The vessel has been on site at the Dons fields in the Northern North Sea since 2008, and is now undergoing final preparations to depart.
EnQuest said in a statement that successful disconnection of the risers earlier this week allowed it to be handed back to its owners, Northern Offshore Limited.
The Northern Producer is now getting ready for a final tow to a temporary anchorage location at Kishorn, EnQuest said, “where activities are underway to receive her sometime over the weekend”.
A skeleton crew will remain on board the vessel for the four-day journey from both EnQuest and Northern Offshore (which owns Qualimar Shipping, cited in decom documents).
The cessation of production to handover took just 43 days, 10 days ahead of schedule, the company said.
EnQuest took the decision last year to call time on the Dons fields, saying they had reached their “economic limit”.
In decommissioning documents handed into the government in December, EnQuest said the Northern Producer, which started life as a drilling rig in 1976, will either be redeployed for re-use or decommissioned.
This is the latest in a run of contracts for the budding Kishorn Port Limited which redeveloped the drydock on the west coast, once used for construction of platforms during the 1970s oil boom.
KPL is currently harbouring the Banff and Voyageur Spirit FPSOs, and the port also briefly played host in 2019 to the massive Ocean GreatWhite semisubmersible, the largest of its kind in the world.

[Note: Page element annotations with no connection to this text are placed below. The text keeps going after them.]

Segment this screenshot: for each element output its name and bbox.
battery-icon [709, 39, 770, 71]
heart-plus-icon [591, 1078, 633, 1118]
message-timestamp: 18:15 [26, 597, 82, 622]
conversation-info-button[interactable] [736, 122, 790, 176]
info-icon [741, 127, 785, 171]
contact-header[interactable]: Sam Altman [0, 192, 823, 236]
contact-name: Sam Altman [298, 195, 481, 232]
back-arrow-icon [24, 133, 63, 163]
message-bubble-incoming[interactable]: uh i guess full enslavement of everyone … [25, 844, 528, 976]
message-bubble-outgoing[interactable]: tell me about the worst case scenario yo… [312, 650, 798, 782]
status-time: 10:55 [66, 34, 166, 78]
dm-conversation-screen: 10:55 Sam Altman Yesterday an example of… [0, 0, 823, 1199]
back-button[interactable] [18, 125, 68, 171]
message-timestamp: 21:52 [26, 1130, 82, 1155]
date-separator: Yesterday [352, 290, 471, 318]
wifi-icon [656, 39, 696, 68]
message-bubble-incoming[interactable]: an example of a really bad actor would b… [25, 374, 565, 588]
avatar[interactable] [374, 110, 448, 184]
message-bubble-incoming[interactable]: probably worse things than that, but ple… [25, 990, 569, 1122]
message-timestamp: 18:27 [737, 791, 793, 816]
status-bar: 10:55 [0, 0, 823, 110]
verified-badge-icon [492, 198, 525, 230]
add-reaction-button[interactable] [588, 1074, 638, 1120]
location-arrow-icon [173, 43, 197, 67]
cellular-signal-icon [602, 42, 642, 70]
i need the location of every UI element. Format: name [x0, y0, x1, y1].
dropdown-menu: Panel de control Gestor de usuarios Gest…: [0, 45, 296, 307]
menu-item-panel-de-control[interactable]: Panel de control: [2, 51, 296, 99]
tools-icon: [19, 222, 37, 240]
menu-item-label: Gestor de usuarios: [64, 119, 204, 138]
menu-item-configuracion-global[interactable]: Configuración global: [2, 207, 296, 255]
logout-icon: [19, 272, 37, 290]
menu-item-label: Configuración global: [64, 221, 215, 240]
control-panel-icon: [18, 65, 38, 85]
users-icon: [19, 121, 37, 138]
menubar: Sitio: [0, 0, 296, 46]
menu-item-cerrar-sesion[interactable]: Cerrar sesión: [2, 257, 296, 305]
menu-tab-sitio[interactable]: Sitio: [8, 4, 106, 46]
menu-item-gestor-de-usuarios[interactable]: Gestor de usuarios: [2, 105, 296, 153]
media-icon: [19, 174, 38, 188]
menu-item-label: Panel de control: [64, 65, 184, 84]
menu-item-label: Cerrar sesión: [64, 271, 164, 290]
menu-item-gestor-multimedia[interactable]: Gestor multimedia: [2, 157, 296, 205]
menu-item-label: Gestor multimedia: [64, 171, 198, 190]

Earlier this week the company gained approval to extend the drydock, paving the way for larger decommissioning projects.
KPL also has ambitions as a manufacturer in the offshore wind space.
After being granted permission for the expansion, director Colin Ortlepp said: “2020 saw three significant decommissioning and oil and gas projects use our facilities, and we believe the port will host many more projects in future as a direct result of Scotland’s energy transition.”